The Gutenberg block development learning curve can be steep for anyone who is not already an advanced JavaScript programmer. Prior to studying Gutenberg, I had learned a few tricks with JQuery and was pretty good with PHP, MySQL, and finding my way around the various WordPress APIs. I was unaware that I had missed out on several generations of advances in JavaScript technology — and am still trying to come up to speed on React and related technologies Gutenberg is based on.

Making it harder, the documentation published on WordPress.org is not nearly as complete for the JavaScript APIs as it is for the PHP functions, hooks, and filters. How-to tutorials are starting to emerge, but I can’t always find one that answers my specific questions (the way I almost always can for the more established WordPress APIs). One good unofficial directory of tutorials is Gutenberg Hub.

Consider this snippet of JavaScript code:

Excerpt from a block definition

That return statement sure looked like an error to me, the first time I saw that formatting! Shouldn’t there be quotation marks defining those HTML tags as strings? If you took a code fragment like that and pasted it into your JQuery (which I’m pretty sure I tried at some point), your browser would in fact throw hysterical errors. That’s because this code is not meant to be fed directly into a browser but rather “compiled” first into a form your browser can understand. Gutenberg builds on the React JavaScript framework developed by Facebook and released as open source, which was designed to enable high performance JavaScript-powered user interfaces.

The mix of HTML, custom tags like <InnerBlocks.Content /> that represent JavaScript components, and JavaScript variables like {wrapperStyle} is from a template language called JSX. Again, this is the source file for our software project, not the “distribution” version we will actually feed to a user’s browser. Once you get used to it, JSX is a convenient way of specifying a user interface without resorting to low-level JavaScript commands. The compilation process I mentioned doesn’t create a binary (like compiled C code), but it does minify and streamline the code, transforming those html tags into basic JavaScript commands like document.createElement(‘div’).

Honestly, I’m only halfway to understanding all this myself. To start creating Gutenberg plugins, I recommend looking up a good tutorial on a utility called Create Guten Block, which bundles together a number of software downloads to allow you to start creating these projects with minimal configuration. As a prerequisite, you will need to get node.js installed on the computer you’re using for development. Node gives you the JavaScript-enhanced command prompt you will use to install Create Guten Block and compile source code into optimized code for distribution as part of a WordPress plugin.
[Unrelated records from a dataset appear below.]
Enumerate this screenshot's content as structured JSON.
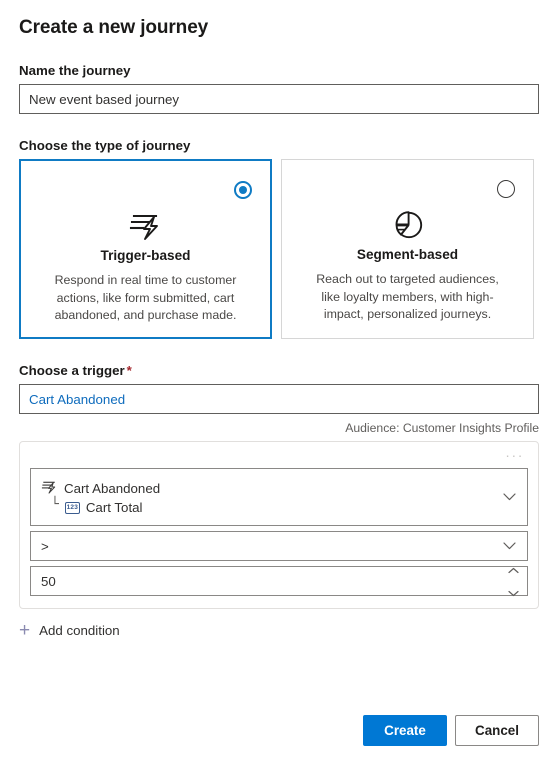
{
  "dialog": {
    "title": "Create a new journey"
  },
  "name_field": {
    "label": "Name the journey",
    "value": "New event based journey",
    "placeholder": "New event based journey"
  },
  "journey_type": {
    "label": "Choose the type of journey",
    "options": [
      {
        "id": "trigger-based",
        "title": "Trigger-based",
        "description": "Respond in real time to customer actions, like form submitted, cart abandoned, and purchase made.",
        "icon": "lightning-trigger-icon",
        "selected": true
      },
      {
        "id": "segment-based",
        "title": "Segment-based",
        "description": "Reach out to targeted audiences, like loyalty members, with high-impact, personalized journeys.",
        "icon": "pie-chart-segment-icon",
        "selected": false
      }
    ]
  },
  "trigger_field": {
    "label": "Choose a trigger",
    "required_marker": "*",
    "value": "Cart Abandoned",
    "placeholder": "Choose a trigger",
    "audience_note": "Audience: Customer Insights Profile"
  },
  "condition_panel": {
    "overflow_menu": "···",
    "attribute": {
      "trigger_name": "Cart Abandoned",
      "trigger_icon": "lightning-trigger-icon",
      "branch_glyph": "└",
      "attribute_name": "Cart Total",
      "attribute_type_icon": "number-type-icon",
      "attribute_type_label": "123"
    },
    "operator": {
      "value": ">",
      "chevron_icon": "chevron-down-icon"
    },
    "value": {
      "value": "50",
      "spinner_up_icon": "chevron-up-icon",
      "spinner_down_icon": "chevron-down-icon"
    }
  },
  "add_condition": {
    "icon": "plus-icon",
    "label": "Add condition"
  },
  "footer": {
    "create_label": "Create",
    "cancel_label": "Cancel"
  },
  "colors": {
    "accent": "#0078d4",
    "selected_border": "#0f7bc4",
    "link_text": "#0f6cbd",
    "required_star": "#a4262c"
  }
}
One of the ways I’m learning, as usual, is by looking at the source code from tutorials or other well-designed plugins and adapting it. When working on Floating Callout, I was struggling to get the code right for the Inspector component (the sidebar displayed in the editor that allows you to change settings associated with your block) until I appropriated the one from the Editor Blocks Wrapper component and started making changes (then sent the author a thank you note).

If you’re a web publisher or designer but not a programmer, you can spec out what you need and hire someone to create it for you.

The most important point I want to make with this whole post is that Gutenberg opens up new opportunities for writers, editors, designers, and site owners. It’s going to get a lot better, and I can’t wait.